It’s no secret that the 2016 presidential nomination process left the Democrats divided. Supporters of Bernie Sanders and Hillary Clinton distrusted each other, questioned each other’s motives, and, after the election was over, blamed each other for the party’s loss. But was that divisiveness peculiar to 2016, or did it bleed over into subsequent elections? Some recent research of mine suggests that the Clinton/Sanders divide played out strongly in state-level Democratic primaries in 2017 and 2018.
My main approach was to examine campaign contributions to Democratic gubernatorial candidates in the 2017 and 2018 primaries. There were 33 Democratic gubernatorial primaries across the two years, excluding California (whose top-two system, in which everyone from both parties votes for the same slate of candidates, doesn’t really provide for clean intraparty contests). The paper looks at patterns in the roughly 355,000 donations made to candidates in those races, and analyzes how those donors who also contributed to Democratic presidential candidates in 2016 broke down in their support for gubernatorial candidates.
In particular, I was interested in knowing what percent of Clinton and Sanders donors from 2016 backed the “party-preferred” candidate in the Democratic gubernatorial primary. The paper looks at those donors who’d contributed to both a Democratic gubernatorial primary candidate and to a state Democratic Party committee in 2017–18. There are only some 7,000 such donors, but their donation patterns tell us a good deal about how the party is leaning.
The study treats the candidate who received the plurality of donations from these candidate-and-committee donors as the party’s choice in the contest. This turns out to be a pretty good indicator of success: in 27 of the 33 races, the party’s choice won.
How did the donors from the 2016 presidential contest break down in terms of their support for the party-preferred candidates in the gubernatorial primaries? The table below shows the percentage of Sanders and Clinton supporters who backed the party’s choice in the gubernatorial primary. Unsurprisingly, across all states, Clinton backers were more supportive of the party’s choice than Sanders backers were, 69 to 53 percent.

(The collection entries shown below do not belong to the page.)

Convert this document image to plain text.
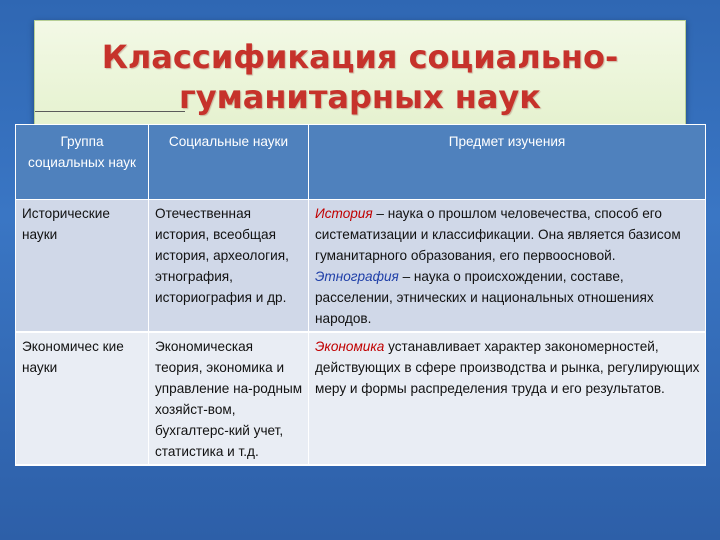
Классификация социально-
гуманитарных наук
Группа социальных наук	Социальные науки	Предмет изучения
Исторические науки	Отечественная история, всеобщая история, археология, этнография, историография и др.	История – наука о прошлом человечества, способ его систематизации и классификации. Она является базисом гуманитарного образования, его первоосновой. Этнография – наука о происхождении, составе, расселении, этнических и национальных отношениях народов.
Экономичес кие науки	Экономическая теория, экономика и управление на-родным хозяйст-вом, бухгалтерс-кий учет, статистика и т.д.	Экономика устанавливает характер закономерностей, действующих в сфере производства и рынка, регулирующих меру и формы распределения труда и его результатов.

The study also examines a subset of states where there was a divisive signal being sent by party elites. The rightmost column in the chart below evaluates the seven states—Iowa, Massachusetts, Michigan, Ohio, Oklahoma, Rhode Island, and Virginia—in which party donors clearly picked one gubernatorial candidate, while the Sanders-affiliated group Our Revolution endorsed another. And in those, donors were much more polarized, with 82 percent of Clinton backers supporting the party’s choice and only 31 percent of Sanders backers doing so.
It’s possible that Our Revolution was just picking races in which the party already seemed divided, and that they didn’t cause much of this intraparty polarization. However, I examined that subset of races by date, looking both before and after the Our Revolution endorsement. Prior to the endorsement, 83 percent of Clinton backers and 42 percent of Sanders backers contributed to the party’s choice in the gubernatorial primary. After the Our Revolution endorsement, that became 77 percent of Clinton backers versus 19 percent of Sanders backers, for a 17-point expansion of the gap between supporters. This suggests that the conflicting elite signals caused further polarization among party donors.
The study also examines the behavior of primary donors in the general election, analyzing whether people whose preferred candidate lost the primary election were less likely to donate to the party’s nominee in the general election—and, even, whether they were more likely to donate to the other party’s nominee.
As the table below shows, there was substantial polarization along these lines. Among those who donated to a Democratic gubernatorial primary candidate, 32 percent contributed to the nominee who their candidate lost the primary to, versus 48 percent who donated to their candidate if he or she won the primary. That difference was far more stark—19 versus 50 percent, respectively—in those states where the primary was divisive, as described above.
Although few Democratic primary donors contributed to the Republican nominee in the general election, they seemed more likely to do so, unsurprisingly, if their preferred candidate lost the primary. Only around 2 percent of donors to Democratic primary candidates contributed to the GOP candidate if their candidate won the primary, but 4 percent did so if their candidate lost.
The evidence in the paper suggests that there are still substantial divisions within the Democratic Party. This isn’t to say that these divisions are stronger or weaker than they were in the past or that Sanders and Clinton created these divisions: further analysis of contributions in election cycles prior to 2016 would be needed to determine that. In all likelihood, the factions have been present in the party for a long time, although they may have been exacerbated in important ways by the 2016 contest.
What this research does show is that candidates and campaigns, whether at the national or state level, do not go into a nomination contest with a clean slate and get to decide how to position themselves. Important factions precede them and will determine to no small extent how that contest is shaped.